L’Etat insouverain

Avr 23, 2022 | Res Publica

 

 

Serviteur chevronné de l’Etat, ardent défenseur de la laïcité, Gilles Clavreul dénonce dans un essai sérieusement argumenté (1) l’impuissance publique et ses conséquences sur la société française, désormais livrée à elle-même.

Enarque, préfet, l’ancien délégué interministériel à la lutte contre le racisme et l’antisémitisme n’a pas seulement une connaissance étendue du fonctionnement de l’Etat et des collectivités décentralisées. Ce titulaire d’un DEA de sciences politiques sait mettre l’Etat moderne dans sa perspective historique et souligne fort justement son rôle décisif, quant à la formation du royaume qui allait devenir une nation. Gilles Clavreul dit bien que la dynamique étatique prend sa force au Moyen-Âge, dans la lutte contre les féodaux et l’opposition à la puissance temporelle des papes mais il ne souligne pas assez le rôle du pouvoir incarné, sa capacité symbolique à créer la réalité collective. Il ne s’agit pas seulement de mettre l’accent sur la royauté : nous sommes toujours inscrits, vaille que vaille, dans un système de médiations formé par l’Etat, le Pouvoir et la Nation, chaque élément du système relevant d’un ordre de souveraineté – étatique, populaire, nationale.

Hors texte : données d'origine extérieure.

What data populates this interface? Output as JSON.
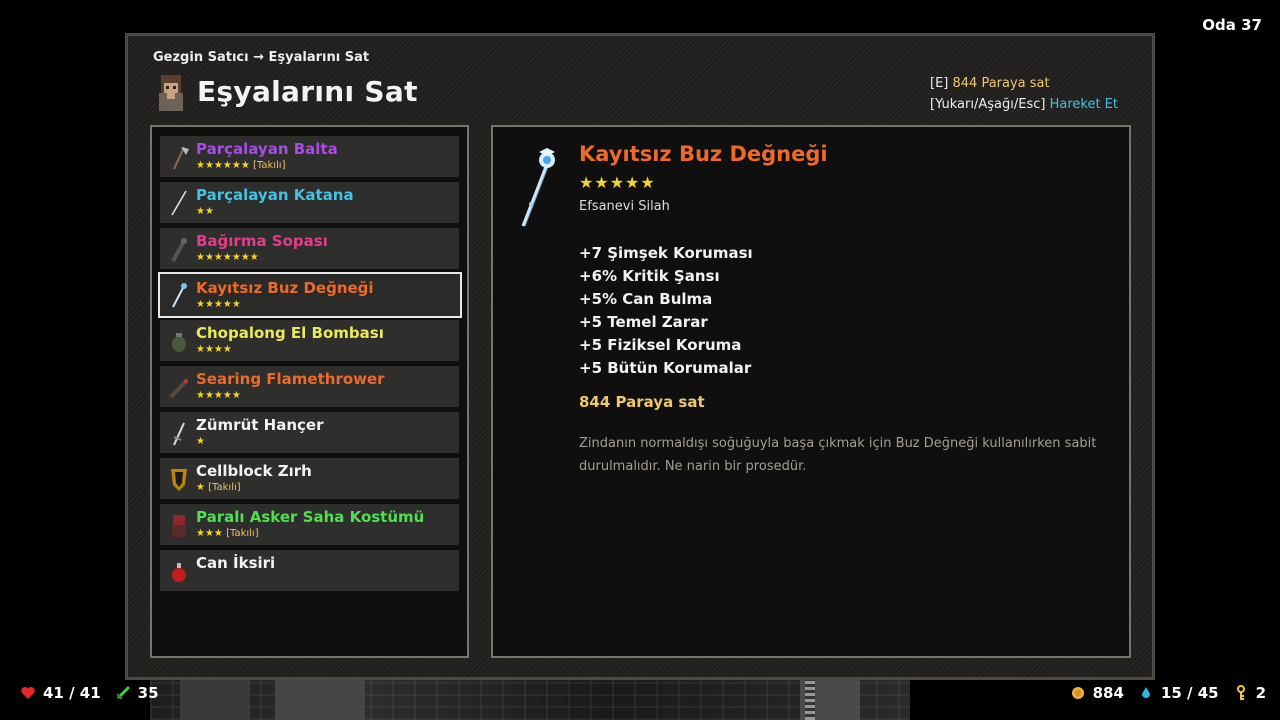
{
  "room": "Oda 37",
  "breadcrumb": "Gezgin Satıcı → Eşyalarını Sat",
  "title": "Eşyalarını Sat",
  "hints": {
    "key_sell": "[E]",
    "sell_text": "844 Paraya sat",
    "key_move": "[Yukarı/Aşağı/Esc]",
    "move_text": "Hareket Et"
  },
  "items": [
    {
      "name": "Parçalayan Balta",
      "stars": "★★★★★★",
      "tag": " [Takılı]",
      "color": "#a94be8",
      "icon": "axe-icon"
    },
    {
      "name": "Parçalayan Katana",
      "stars": "★★",
      "tag": "",
      "color": "#3fc3e6",
      "icon": "katana-icon"
    },
    {
      "name": "Bağırma Sopası",
      "stars": "★★★★★★★",
      "tag": "",
      "color": "#e43c8c",
      "icon": "club-icon"
    },
    {
      "name": "Kayıtsız Buz Değneği",
      "stars": "★★★★★",
      "tag": "",
      "color": "#ee6a2a",
      "icon": "ice-staff-icon"
    },
    {
      "name": "Chopalong El Bombası",
      "stars": "★★★★",
      "tag": "",
      "color": "#ecea5a",
      "icon": "grenade-icon"
    },
    {
      "name": "Searing Flamethrower",
      "stars": "★★★★★",
      "tag": "",
      "color": "#ee6a2a",
      "icon": "flamethrower-icon"
    },
    {
      "name": "Zümrüt Hançer",
      "stars": "★",
      "tag": "",
      "color": "#f2f2f2",
      "icon": "dagger-icon"
    },
    {
      "name": "Cellblock Zırh",
      "stars": "★",
      "tag": " [Takılı]",
      "color": "#f2f2f2",
      "icon": "armor-icon"
    },
    {
      "name": "Paralı Asker Saha Kostümü",
      "stars": "★★★",
      "tag": " [Takılı]",
      "color": "#4fe04f",
      "icon": "costume-icon"
    },
    {
      "name": "Can İksiri",
      "stars": "",
      "tag": "",
      "color": "#f2f2f2",
      "icon": "potion-icon"
    }
  ],
  "detail": {
    "name": "Kayıtsız Buz Değneği",
    "stars": "★★★★★",
    "type": "Efsanevi Silah",
    "stats": [
      "+7 Şimşek Koruması",
      "+6% Kritik Şansı",
      "+5% Can Bulma",
      "+5 Temel Zarar",
      "+5 Fiziksel Koruma",
      "+5 Bütün Korumalar"
    ],
    "sell": "844 Paraya sat",
    "description": "Zindanın normaldışı soğuğuyla başa çıkmak için Buz Değneği kullanılırken sabit durulmalıdır. Ne narin bir prosedür."
  },
  "hud": {
    "health": "41 / 41",
    "attack": "35",
    "gold": "884",
    "mana": "15 / 45",
    "keys": "2"
  }
}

Ce système de médiations s’est affirmé lentement, difficilement, à travers et au sortir de crises violentes – les guerres de Religion, la Révolution française, les révolutions démocratiques et sociales – et c’est à de nouvelles situations critiques que nous sommes aujourd’hui confrontés. Gilles Clavreul retrace avec précision le chemin qui conduit à l’impuissance publique : néo-libéralisme anglo-saxon, deuxième gauche française, austérité budgétaire, New Public management … qui ont aggravé les fractures sociales et suscité en réaction des entreprises populistes et identitaires dont nous ne sommes pas sortis.

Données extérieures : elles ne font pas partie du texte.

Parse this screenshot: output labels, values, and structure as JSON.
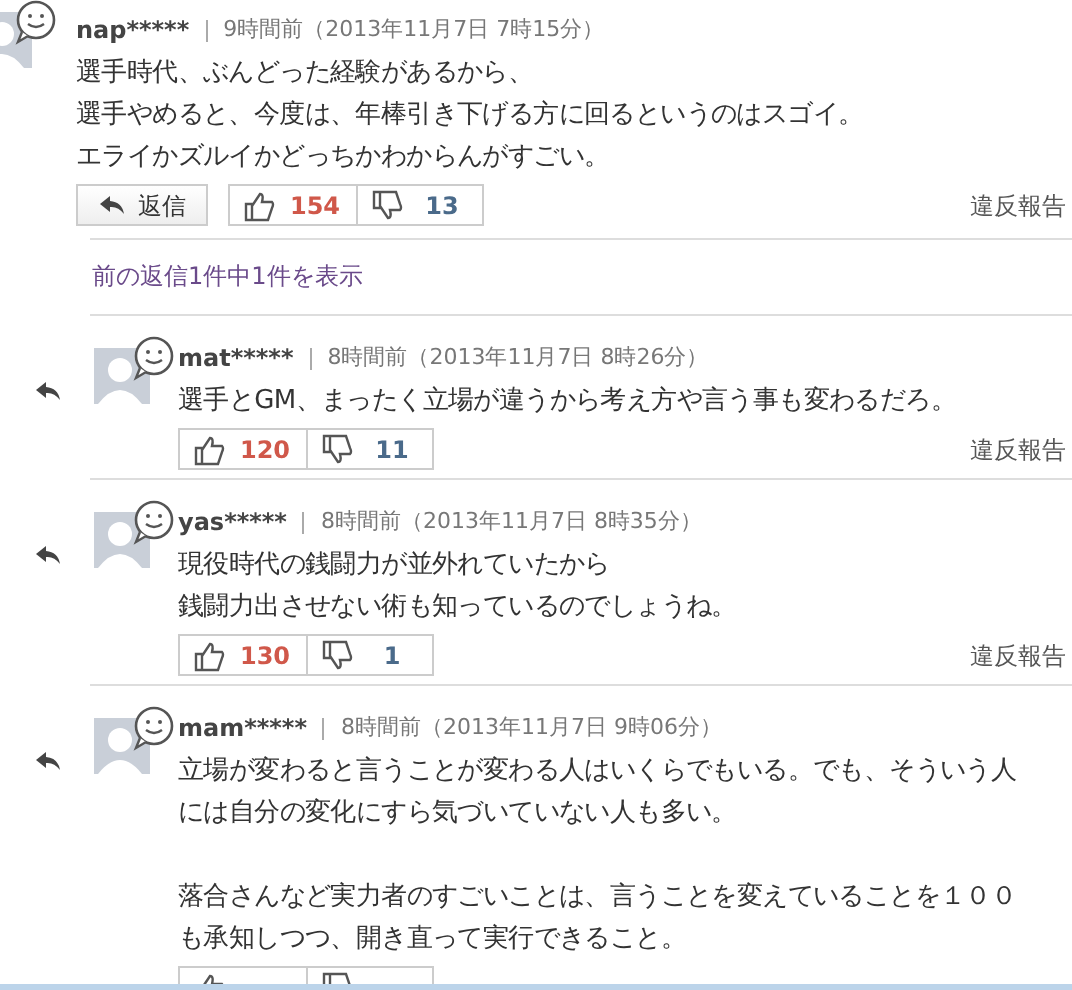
{
  "comment": {
    "user": "nap*****",
    "time": "9時間前（2013年11月7日 7時15分）",
    "paragraphs": [
      [
        "選手時代、ぶんどった経験があるから、",
        "選手やめると、今度は、年棒引き下げる方に回るというのはスゴイ。",
        "エライかズルイかどっちかわからんがすごい。"
      ]
    ],
    "reply_label": "返信",
    "likes": "154",
    "dislikes": "13",
    "report": "違反報告"
  },
  "show_previous": "前の返信1件中1件を表示",
  "replies": [
    {
      "user": "mat*****",
      "time": "8時間前（2013年11月7日 8時26分）",
      "paragraphs": [
        [
          "選手とGM、まったく立場が違うから考え方や言う事も変わるだろ。"
        ]
      ],
      "likes": "120",
      "dislikes": "11",
      "report": "違反報告"
    },
    {
      "user": "yas*****",
      "time": "8時間前（2013年11月7日 8時35分）",
      "paragraphs": [
        [
          "現役時代の銭闘力が並外れていたから",
          "銭闘力出させない術も知っているのでしょうね。"
        ]
      ],
      "likes": "130",
      "dislikes": "1",
      "report": "違反報告"
    },
    {
      "user": "mam*****",
      "time": "8時間前（2013年11月7日 9時06分）",
      "paragraphs": [
        [
          "立場が変わると言うことが変わる人はいくらでもいる。でも、そういう人",
          "には自分の変化にすら気づいていない人も多い。"
        ],
        [
          "落合さんなど実力者のすごいことは、言うことを変えていることを１００",
          "も承知しつつ、開き直って実行できること。"
        ]
      ]
    }
  ]
}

Tout ce travail du négatif est clairement expliqué mais il faut cependant regretter que la question du pouvoir politique soit trop souvent réduite aux phénomènes liés à la conjoncture électorale. L’adoption du quinquennat sous l’égide de Jacques Chirac et de Lionel Jospin a marqué concrètement la dérive de la Ve République vers un régime oligarchique qui avait, dans le même temps, livré la politique économique et sociale aux disciplines négatives de la “monnaie unique”. Le quinquennat a favorisé la toute-puissance du président de la République mais celui-ci n’a cessé de se comporter comme un Premier ministre et la fonction arbitrale, qui est l’attribut essentiel du chef de l’Etat, a complètement disparu. C’est là un point fondamental dans le procès en illégitimité qui est fait à chacun des présidents quinquennaux. L’impuissance publique, c’est aussi cette incapacité à arbitrer, aggravée par le fait que Nicolas Sarkozy et Emmanuel Macron ont été successivement le président des riches et celui des super-riches. Le principe de justice, qui est la raison d’être du pouvoir politique, a été sans cesse violé au nom de la défense systématique des intérêts de la classe possédante.

Il faut surtout s’étonner que ce livre consacré au silence de l’Etat fasse à ce point silence sur la question de la souveraineté. Le mot figure dans le livre à sept reprises mais seulement dans les chapitres historiques. La soumission du droit national au droit de l’Union européenne est rapidement évoquée mais Gilles Clavreul ne s’inquiète pas du rôle des juridictions nationales, devenues des organes supplétifs de la Cour de justice de l’Union européenne (2), de la production par ladite Cour d’une jurisprudence tirée de l’idéologie néo-libérale, de la confusion anti-démocratique des pouvoirs dans l’Union européenne. Silence, dans le livre, sur l’arrêt van Gend & Loos de 1963 affirme le principe de « l’effet direct » selon lequel les ressortissants des Etats membres sont sujets du droit communautaire et peuvent donc poursuivre en justice un Etat membre qui ne respecterait pas ce droit communautaire. Silence sur l’arrêt Costa & Enel de 1964 qui  décide que le droit communautaire dans son ensemble est supérieur au droit national antérieur…ou postérieur afin d’imposer une limitation définitive aux droits souverains des Etats.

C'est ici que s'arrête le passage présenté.